Czupallas Ablehnung ging sogar eine Zustimmung für Leipzig voraus. Denn Leipzig warb damals damit, Platz und Voraussetzungen zu haben und zur Verfügung zu stellen. Die Abwicklung der Leitstellen in Delitzsch und in Grimma waren damit eigentlich besiegelt. Bis Leipzig Anfang des Jahres einräumte: Wir haben keinen Platz und kein Geld, wir müssen investieren. An den Kosten müsst ihr euch beteiligen. Seit dem kämpft Czupalla für den Erhalt einer „perfekt ausgestatteten und funktionierenden Einrichtung".

In Leipzig sei bisher nichts passiert. Unter anderem sollte für die neuen Kollegen, die aus Nordsachsen und Grimma dazustoßen, ein neues Gebäude errichtet werden. Die vorhandene Bausubstanz sei völlig ausgelastet. Bereits im April kritisierte Czupalla, dass in Leipzig gar keine Voraussetzungen bestehen, um weitere Einheiten und Personal zu integrieren.

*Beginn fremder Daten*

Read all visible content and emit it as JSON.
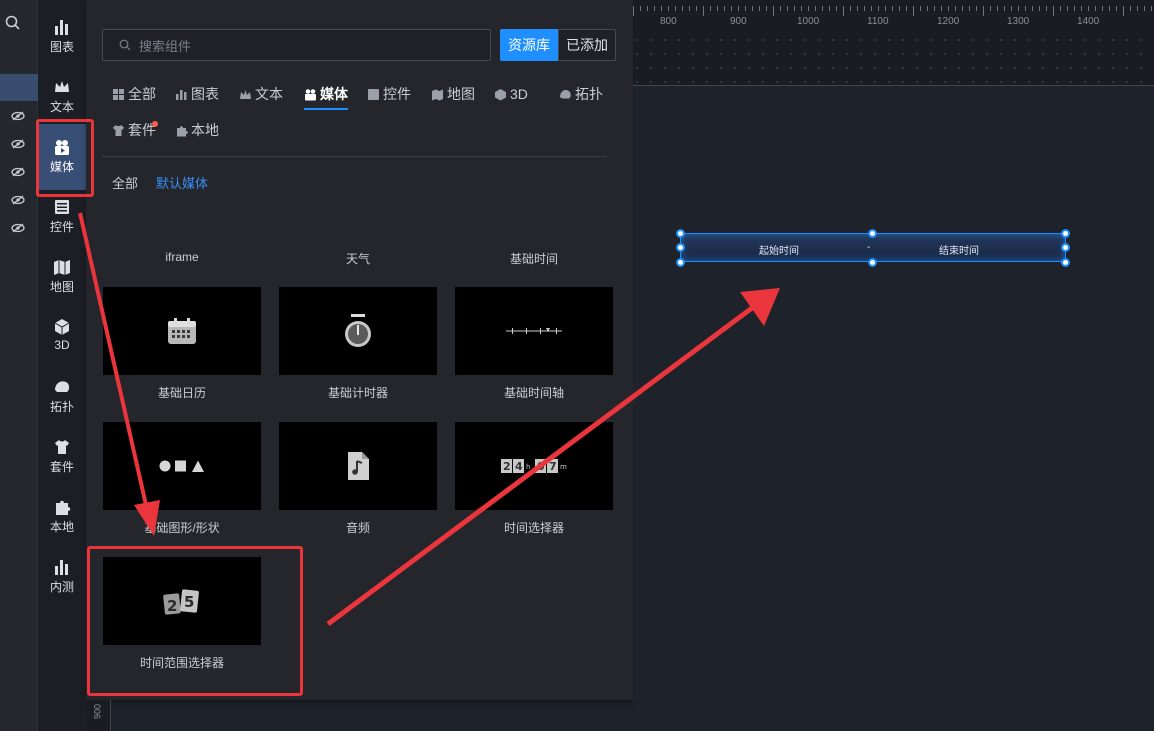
{
  "sidebar": {
    "categories": [
      {
        "label": "图表",
        "icon": "bar-chart-icon"
      },
      {
        "label": "文本",
        "icon": "crown-icon"
      },
      {
        "label": "媒体",
        "icon": "media-icon"
      },
      {
        "label": "控件",
        "icon": "widget-icon"
      },
      {
        "label": "地图",
        "icon": "map-icon"
      },
      {
        "label": "3D",
        "icon": "cube-icon"
      },
      {
        "label": "拓扑",
        "icon": "topology-icon"
      },
      {
        "label": "套件",
        "icon": "shirt-icon"
      },
      {
        "label": "本地",
        "icon": "puzzle-icon"
      },
      {
        "label": "内测",
        "icon": "bar-chart-icon"
      }
    ],
    "active_index": 2
  },
  "panel": {
    "search_placeholder": "搜索组件",
    "btn_library": "资源库",
    "btn_added": "已添加",
    "tabs": [
      "全部",
      "图表",
      "文本",
      "媒体",
      "控件",
      "地图",
      "3D",
      "拓扑",
      "套件",
      "本地"
    ],
    "active_tab": "媒体",
    "subtabs": [
      "全部",
      "默认媒体"
    ],
    "active_subtab": "默认媒体",
    "top_labels": [
      "iframe",
      "天气",
      "基础时间"
    ],
    "components": [
      {
        "label": "基础日历",
        "icon": "calendar-icon"
      },
      {
        "label": "基础计时器",
        "icon": "stopwatch-icon"
      },
      {
        "label": "基础时间轴",
        "icon": "timeline-icon"
      },
      {
        "label": "基础图形/形状",
        "icon": "shapes-icon"
      },
      {
        "label": "音频",
        "icon": "audio-file-icon"
      },
      {
        "label": "时间选择器",
        "icon": "flip-clock-icon"
      },
      {
        "label": "时间范围选择器",
        "icon": "date-range-icon"
      }
    ]
  },
  "ruler": {
    "ticks": [
      "800",
      "900",
      "1000",
      "1100",
      "1200",
      "1300",
      "1400"
    ],
    "side_label": "006"
  },
  "canvas_widget": {
    "start_label": "起始时间",
    "separator": "-",
    "end_label": "结束时间"
  },
  "colors": {
    "accent": "#1f8fff",
    "highlight": "#e9353b",
    "active_category": "#384e74"
  }
}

Das hat sich inzwischen auch bis Grimma rumgesprochen, denn der Landrat (Leipziger Land) und Verbandsvorsitzender des dortigen Rettungszweckverbandes, Gerhard Gey (CDU), äußerte kürzlich: „Grundsätzlich möchten wir an einer Rettungsleitstelle im ländlichen Raum festhalten. Hier könnten wir uns in Zusammenarbeit mit dem Landkreis Nordsachsen eine gemeinsame Rettungsleitstelle zum Beispiel in Grimma gut vorstellen." Und auch Grimmas Oberbürgermeister Matthias Bergner ist als vehementer Gegner der Großleitstelle Leipzig bekannt.

Nordsachsen hat im April einen Fördermittelantrag für die Umrüstung auf Digitalfunk eingereicht und wartet noch immer auf eine Antwort aus Dresden. Die Leitstelle in Delitzsch koordiniert Einsätze im Gebiet des Rettungszweckverbandes Nordsachsen und zählt 14 Mitarbeiter.